Dienstag, 15. Juni 2021

Nur vom Weltraum aus ist die Erde blau - Björn Stephan

Der 13-jährige Sascha Labude lebt im “alten Land“, er die gerade untergegangene DDR nennt. Er ist der Protagonist in Björn Stephans Debütroman „Nur vom Weltraum aus ist die Erde blau“. 1989 ist der (fiktive) Ort Klein Krebslow mit seinem Neubaugebiet noch ein Prestige-Projekt (mit Fernwärme!). Was fünf Jahre später übrigbleibt, ist eine nicht fertiggestellte Plattenbausiedlung für Wendeverlierer und „Assis“, „die die nie das Treppenhaus wischen“. Wer kann, zieht weg, viele sind bereits gegangen und auch Saschas Familie träumt vom Umzug.
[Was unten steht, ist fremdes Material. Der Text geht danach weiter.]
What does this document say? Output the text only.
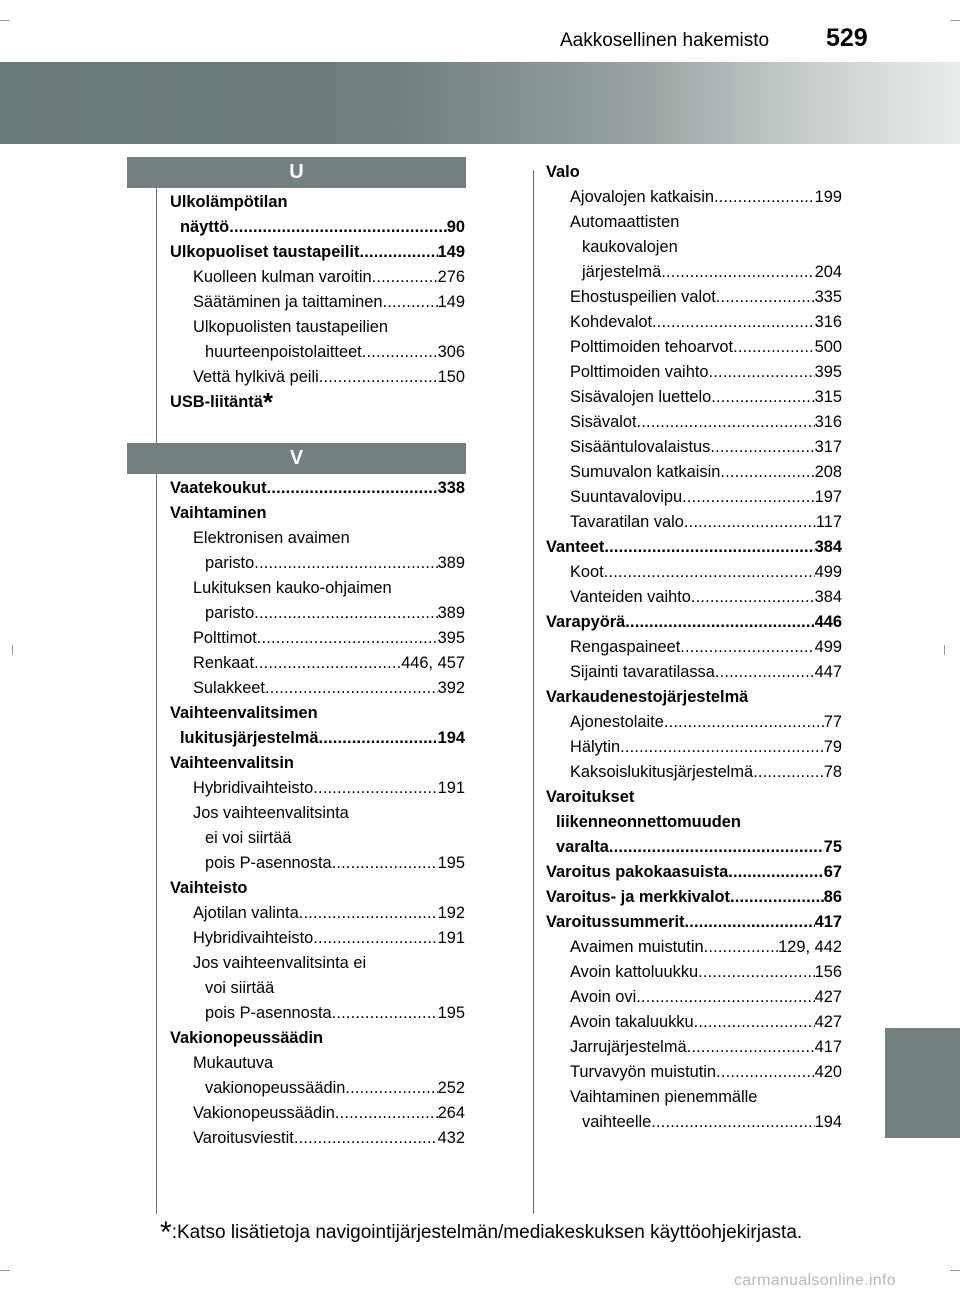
Aakkosellinen hakemisto 529
U
V
Ulkolämpötilan
näyttö .....	90
Ulkopuoliset taustapeilit .....	149
Kuolleen kulman varoitin .....	276
Säätäminen ja taittaminen .....	149
Ulkopuolisten taustapeilien
huurteenpoistolaitteet .....	306
Vettä hylkivä peili .....	150
USB-liitäntä*
Vaatekoukut .....	338
Vaihtaminen
Elektronisen avaimen
paristo .....	389
Lukituksen kauko-ohjaimen
paristo .....	389
Polttimot .....	395
Renkaat .....	446, 457
Sulakkeet .....	392
Vaihteenvalitsimen
lukitusjärjestelmä .....	194
Vaihteenvalitsin
Hybridivaihteisto .....	191
Jos vaihteenvalitsinta
ei voi siirtää
pois P-asennosta .....	195
Vaihteisto
Ajotilan valinta .....	192
Hybridivaihteisto .....	191
Jos vaihteenvalitsinta ei
voi siirtää
pois P-asennosta .....	195
Vakionopeussäädin
Mukautuva
vakionopeussäädin .....	252
Vakionopeussäädin .....	264
Varoitusviestit .....	432
Valo
Ajovalojen katkaisin .....	199
Automaattisten
kaukovalojen
järjestelmä .....	204
Ehostuspeilien valot .....	335
Kohdevalot .....	316
Polttimoiden tehoarvot .....	500
Polttimoiden vaihto .....	395
Sisävalojen luettelo .....	315
Sisävalot .....	316
Sisääntulovalaistus .....	317
Sumuvalon katkaisin .....	208
Suuntavalovipu .....	197
Tavaratilan valo .....	117
Vanteet .....	384
Koot .....	499
Vanteiden vaihto .....	384
Varapyörä .....	446
Rengaspaineet .....	499
Sijainti tavaratilassa .....	447
Varkaudenestojärjestelmä
Ajonestolaite .....	77
Hälytin .....	79
Kaksoislukitusjärjestelmä .....	78
Varoitukset
liikenneonnettomuuden
varalta .....	75
Varoitus pakokaasuista .....	67
Varoitus- ja merkkivalot .....	86
Varoitussummerit .....	417
Avaimen muistutin .....	129, 442
Avoin kattoluukku .....	156
Avoin ovi .....	427
Avoin takaluukku .....	427
Jarrujärjestelmä .....	417
Turvavyön muistutin .....	420
Vaihtaminen pienemmälle
vaihteelle .....	194
*:Katso lisätietoja navigointijärjestelmän/mediakeskuksen käyttöohjekirjasta.
carmanualsonline.info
Aber in der kurzen Zeit, bis es soweit ist, passiert im Leben des pubertierenden Jungen noch so einiges.

Mitten in seine Einöde zwischen dem apathischen Vater und der ehrgeizigen Mutter taucht Juri auf, eine eher wilde und unangepasste neue Mitschülerin. Sie bringt das Leben des Jungen völlig durcheinander, das sich bislang nur um Schule, seinen Freund Sonny und sein großes Hobby, das Sammeln fremder und ungewöhnlicher Wörter drehte. Denn Juri zeigt ihm, dass vieles und viele völlig anders sind, als er bislang dachte und er erfährt, wie es sich anfühlt, zum ersten Mal verliebt zu sein. Sascha schreibt die Geschichte ihrer gemeinsamen Zeit bis zum Ende (einer „Monsterkatastrophe“) auf und Juri findet über 20 Jahre später sein Manuskript, als sie nach dem Tod ihrer Mutter zum ersten Mal wieder in Klein Krebslow ist.

Das Buch lässt mich etwas ratlos zurück. Einerseits ist es ein gelungener Coming-of-Age-Roman, andererseits kann ich aber nicht wirklich viel damit anfangen, obwohl ich fast zur selben Zeit aufgewachsen bin, wie Sascha. Ich stamme allerdings aus dem tiefsten Schwaben, weshalb mir seine Welt bis zuletzt eher fremd blieb. Das macht das Buch allerdings nicht zu einem schlechten Werk. Es ist ein eher ruhiger Roman ohne wirkliche Höhepunkte, den Anfang fand ich sehr gelungen und packend, nur deshalb habe ich überhaupt weitergelesen. Aber danach schleicht sich die Handlung irgendwie still und leise durch die bedrückte Atmosphäre des Sommers 1994, einer Zeit zwischen Aufbruch, Verwirrung, Zukunftsangst und Perspektivlosigkeit.

Die Charaktere fand ich gut und bildhaft ausgearbeitet, wirklich begeistern konnte mich allerdings keiner. Sascha bleibt bis zum Schluss eher blass und Juri fand ich durch ihr enormes Selbstbewusstsein und ihre Intelligenz eher anstrengend als sympathisch. Saschas Eltern bleiben bis auf wenige Auftritte sehr stark im Hintergrund und die größtenteils eher pseudo-philosophischen Denk-Ansätze von Herrn Reza konnten mich auch nicht vom Hocker reißen. Sprachlich bewegt sich der Autor elegant zwischen jugendlichem Slang und gewählter Ausdrucksweise, eine Gratwanderung, die den Tenor des Buchs widerspiegelt: jugendlicher Aufbruch in Form von Sascha, Sonny und Juri trifft auf die eher komplizierte Sprache des aus dem Iran emigrierten Herrn Reza und mittendrin stehen die Eltern, die einerseits der DDR nachtrauern, andererseits aber die Möglichkeiten der „sogenannten sozialen Marktwirtschaft“ sehen und nutzen wollen.

Für mich bleibt es ein Buch, das ich auch nach zweimaligem Lesen nicht so richtig einordnen kann. Es ist nicht schlecht, aber auch nicht gut und es wird mir vermutlich nur eines im Gedächtnis bleiben: „Letztlich sind wir dem Universum egal.“ Von mir daher 3 Sterne.